Araba Opoku: Whispers Down The Lane, Gallery 1957 (Sept – Nov 2022)

Gallery 1957, Ghana is proud to announce the gallery’s first solo exhibition of new works by Araba Opoku (b. 1998, Ghana), running from September 24 to November 18, 2022. Opoku won the first edition of The Yaa Asantewaa Art Prize in 2021, an accolade launched by Gallery 1957 dedicated to women artists living and working in Ghana and its diaspora.

Exhibition Website

Exhibition Booklet

 

Based in Accra, artist Araba Opoku paints psychological dreamscapes that delve into socioeconomic problems. Her current body of work focuses on water scarcity in the capital. The immersive show at Gallery 1957, Accra presents new canvases alongside video projections, textiles, installations and sounds creating a sensory experience of the artist’s nighttime vigil. Across an abstract, ethereal body of work, Opoku’s paintings of aquatic blues and vegetative greens subtly evoke her ritualistic experience of collecting water, which began when she moved to Dansoman with her mother and sister a decade ago.
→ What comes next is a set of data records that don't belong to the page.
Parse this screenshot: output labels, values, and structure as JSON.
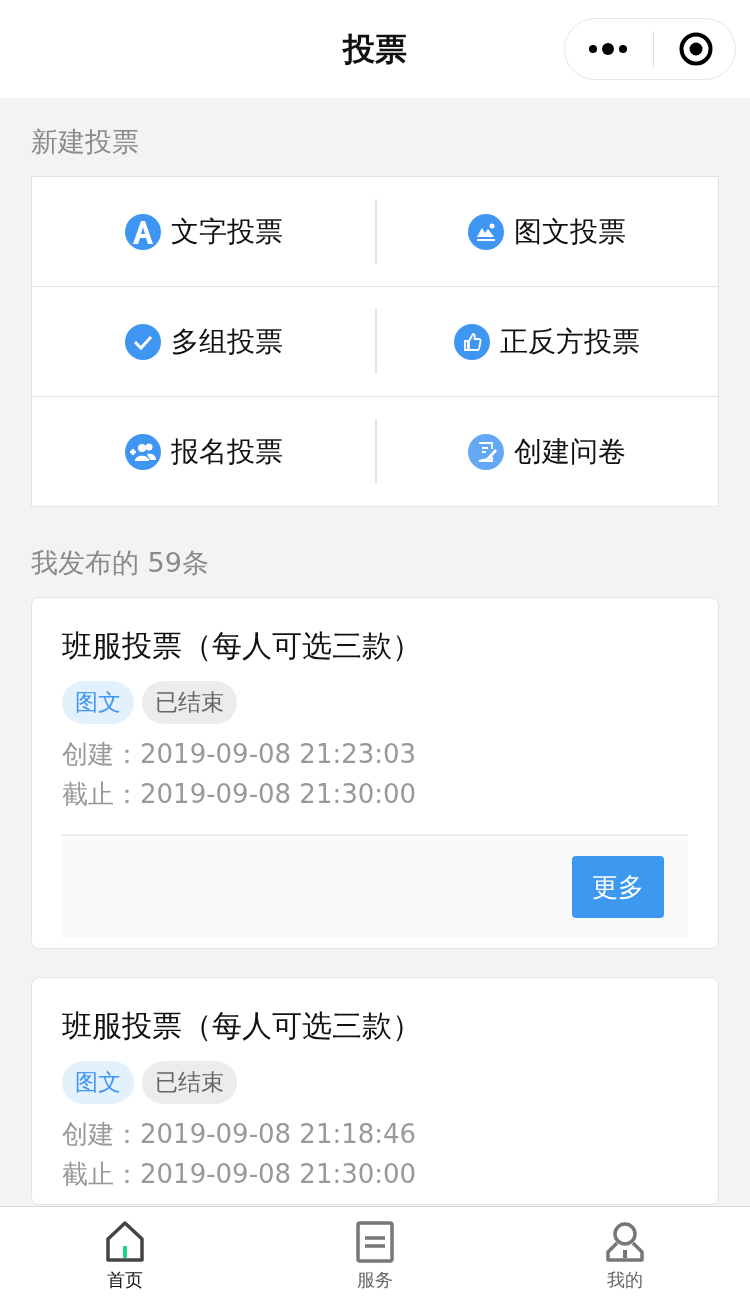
{
  "nav": {
    "title": "投票"
  },
  "create": {
    "heading": "新建投票",
    "items": [
      {
        "kind": "letter",
        "label": "文字投票"
      },
      {
        "kind": "image",
        "label": "图文投票"
      },
      {
        "kind": "check",
        "label": "多组投票"
      },
      {
        "kind": "thumb",
        "label": "正反方投票"
      },
      {
        "kind": "people",
        "label": "报名投票"
      },
      {
        "kind": "form",
        "label": "创建问卷"
      }
    ]
  },
  "mine": {
    "heading": "我发布的 59条",
    "posts": [
      {
        "title": "班服投票（每人可选三款）",
        "tags": [
          {
            "kind": "type",
            "label": "图文"
          },
          {
            "kind": "status",
            "label": "已结束"
          }
        ],
        "created": "创建：2019-09-08 21:23:03",
        "deadline": "截止：2019-09-08 21:30:00",
        "more": "更多"
      },
      {
        "title": "班服投票（每人可选三款）",
        "tags": [
          {
            "kind": "type",
            "label": "图文"
          },
          {
            "kind": "status",
            "label": "已结束"
          }
        ],
        "created": "创建：2019-09-08 21:18:46",
        "deadline": "截止：2019-09-08 21:30:00"
      }
    ]
  },
  "tabbar": [
    {
      "kind": "home",
      "label": "首页",
      "selected": true
    },
    {
      "kind": "doc",
      "label": "服务",
      "selected": false
    },
    {
      "kind": "user",
      "label": "我的",
      "selected": false
    }
  ]
}
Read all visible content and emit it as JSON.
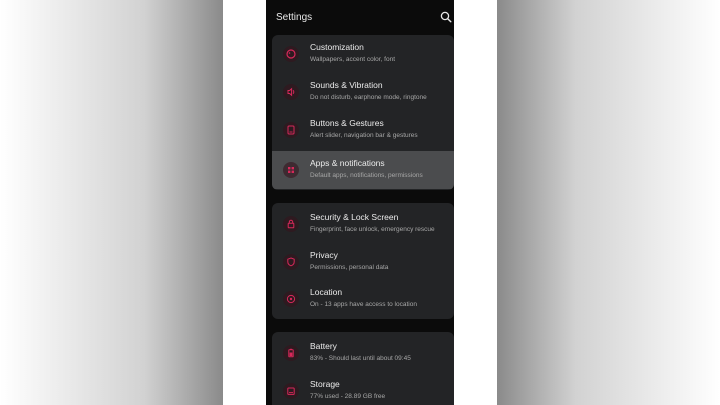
{
  "header": {
    "title": "Settings",
    "search_icon": "search-icon"
  },
  "accent": "#d7285a",
  "groups": [
    {
      "items": [
        {
          "label": "Customization",
          "sub": "Wallpapers, accent color, font",
          "icon": "palette-icon"
        },
        {
          "label": "Sounds & Vibration",
          "sub": "Do not disturb, earphone mode, ringtone",
          "icon": "sound-icon"
        },
        {
          "label": "Buttons & Gestures",
          "sub": "Alert slider, navigation bar & gestures",
          "icon": "gesture-icon"
        },
        {
          "label": "Apps & notifications",
          "sub": "Default apps, notifications, permissions",
          "icon": "apps-icon"
        }
      ]
    },
    {
      "items": [
        {
          "label": "Security & Lock Screen",
          "sub": "Fingerprint, face unlock, emergency rescue",
          "icon": "lock-icon"
        },
        {
          "label": "Privacy",
          "sub": "Permissions, personal data",
          "icon": "privacy-icon"
        },
        {
          "label": "Location",
          "sub": "On - 13 apps have access to location",
          "icon": "location-icon"
        }
      ]
    },
    {
      "items": [
        {
          "label": "Battery",
          "sub": "83% - Should last until about 09:45",
          "icon": "battery-icon"
        },
        {
          "label": "Storage",
          "sub": "77% used - 28.89 GB free",
          "icon": "storage-icon"
        }
      ]
    }
  ]
}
Exploring this tradition of gathering water at midnight across generations, the exhibition considers the effects of moonlight, the cyclical nature of being, lost twins and symmetry, the passing of transitory memory and constellations made from stars to spiders. For this new body of work, the artist persistently turns towards these nocturnal creatures, connecting the intricate worlds she creates in her art to the expansive blankets ensuing from their webs; textile-like places that make you feel safe, held and capable of imagining new and endless possibilities.

“My work for the past 5 years has explored aspects of complexity, chaos and intricacy. Most of my work stems from the need to break free from boundaries society has set on me and the need to draw other people like me together, as a collective unit, creating an ecosystem of boundless, limitless expressions of self. I find myself continually returning to aspects of life that are often hidden or misrepresented in the society that we live in. I focus on the topics society talks about but has minimum or no control over. My research allows me to channel my energy into producing art that represents the silent voices that need to be heard and the context and final products of my work have had an impact on people like and unlike me who have experienced my process or viewed my art.”

Araba Opoku, Courtesy Gallery 1957

“This exhibition focuses on the midnight hour of gathering water: a daunting yet dreamlike cycle in resonance with the moon. Through a personal exploration of limited resources, inter-connected communities and repeating rituals —both physical and psychological— Araba’s watery worlds conjure hope, beauty and even satisfaction from struggle. Her paintings form choreographies of colour that propel us into another universe: an upside-down limbo where our nocturnal senses help us not only hydrate but heal.”

Katherine Finerty, Exhibition Curator

Installation Shots:

The moon follows me everywhere I go. At night, in the back seat of my mother's car, the moon watches over me with her eye. My eyes are heavy, and I fall in and out of sleep as the wind blows over me. Will the moon take its eyes off me as I dream? Follow me moon, watch over me, follow me all the way home…

The Eye Of The Moon, 2022, Acrylic on canvas, 210 cm x 110 cm. Courtesy of Gallery 1957 & the artist

“Earth's Moon is the fifth largest of the 200+ moons orbiting planets in our solar system. Earth's only natural satellite is simply called ‘the Moon’ because people didn't know other moons existed until Galileo Galilei discovered four moons orbiting Jupiter in 1610… In Latin, the Moon is called Luna, which is the main adjective for all things Moon-related: lunar.”